EDF has suggestions to ensure the deployment of tariffs in the most effective way possible, namely by doing the following:

  • To ensure distributed energy is cost-effective and helps improve air quality in areas hit harder with harmful pollution, the Commission and utilities should develop tariffs that reflect the net benefits (benefits minus costs) achieved through the use of distributed energy resources in a given place. The information necessary to create these tariffs is already being developed in in the Commission’s Locational Net Benefits Analysis working group.
  • The process to build tariffs should include frequent engagement with customer groups and third party distributed energy providers.
  • The Commission should adopt a “bottom-up” approach to tariff development, recognizing the costs and benefits of customer-owned resources, such as rooftop solar panels or smart-charging electric vehicles, and reflect the net benefits or costs in tariffs, thereby creating rates that differ by location. These location price differences then spur (or discourage) customer investments. This approach can more effectively reduce costs, manage risks, and create a resiliency management strategy, and makes use of “big data” utilities now have at their fingertips to understand costs, benefits, and how customer actions affect each of them.
  • The Commission should address environmental inequities caused by disparate air pollution impacts, ensure resiliency and reliability through distributed energy resource diversity, and reduce safety risks by deploying distributed energy resource solutions in lieu of overhead wires.
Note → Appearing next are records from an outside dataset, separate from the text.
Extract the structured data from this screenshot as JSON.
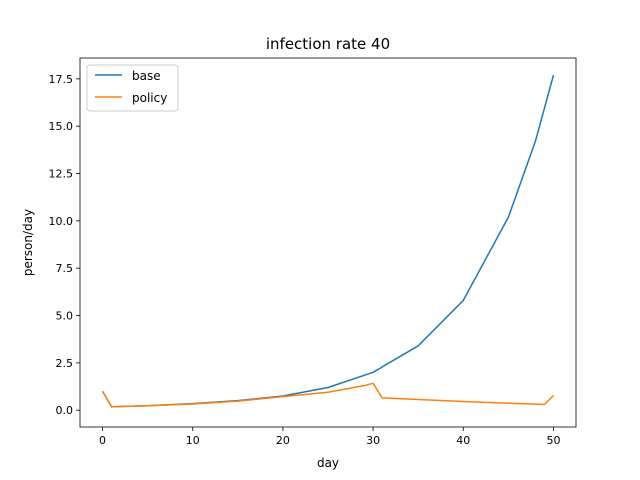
{
  "chart_data": {
    "type": "line",
    "title": "infection rate 40",
    "xlabel": "day",
    "ylabel": "person/day",
    "xlim": [
      -2.5,
      52.5
    ],
    "ylim": [
      -0.886,
      18.6
    ],
    "xticks": [
      0,
      10,
      20,
      30,
      40,
      50
    ],
    "xtick_labels": [
      "0",
      "10",
      "20",
      "30",
      "40",
      "50"
    ],
    "yticks": [
      0.0,
      2.5,
      5.0,
      7.5,
      10.0,
      12.5,
      15.0,
      17.5
    ],
    "ytick_labels": [
      "0.0",
      "2.5",
      "5.0",
      "7.5",
      "10.0",
      "12.5",
      "15.0",
      "17.5"
    ],
    "grid": false,
    "legend_position": "top-left",
    "series": [
      {
        "name": "base",
        "color": "#1f77b4",
        "x": [
          0,
          1,
          5,
          10,
          15,
          20,
          25,
          30,
          35,
          40,
          45,
          48,
          50
        ],
        "y": [
          1.0,
          0.18,
          0.24,
          0.35,
          0.51,
          0.75,
          1.2,
          2.0,
          3.4,
          5.8,
          10.2,
          14.2,
          17.7
        ]
      },
      {
        "name": "policy",
        "color": "#ff7f0e",
        "x": [
          0,
          1,
          5,
          10,
          15,
          20,
          25,
          29,
          30,
          31,
          40,
          49,
          50
        ],
        "y": [
          1.0,
          0.18,
          0.24,
          0.33,
          0.48,
          0.72,
          0.95,
          1.3,
          1.42,
          0.65,
          0.46,
          0.3,
          0.78
        ]
      }
    ]
  }
}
Finally, in order to be truly successful, location-based tariffs must be combined with an effective utility incentive mechanism. Because utilities profit by building new infrastructure like poles, wires, and power plants, they are not inclined to help build and optimize the use of more distributed energy resources that would displace their traditional ways of paying their shareholders. As EDF has written before, one way to overcome this barrier is transitioning to a system in which utility shareholders receive payments based on achievement of a set of pre-determined metrics, or a “fees for services” business model. This model would reward utilities for connecting customers with third party distributed energy resource providers or optimizing distributed energy resource capabilities.

By combining a new utility business model with location-based tariffs, the utilities and the Commission can build a renewable, flexible, and affordable electric grid to take California into the clean energy future.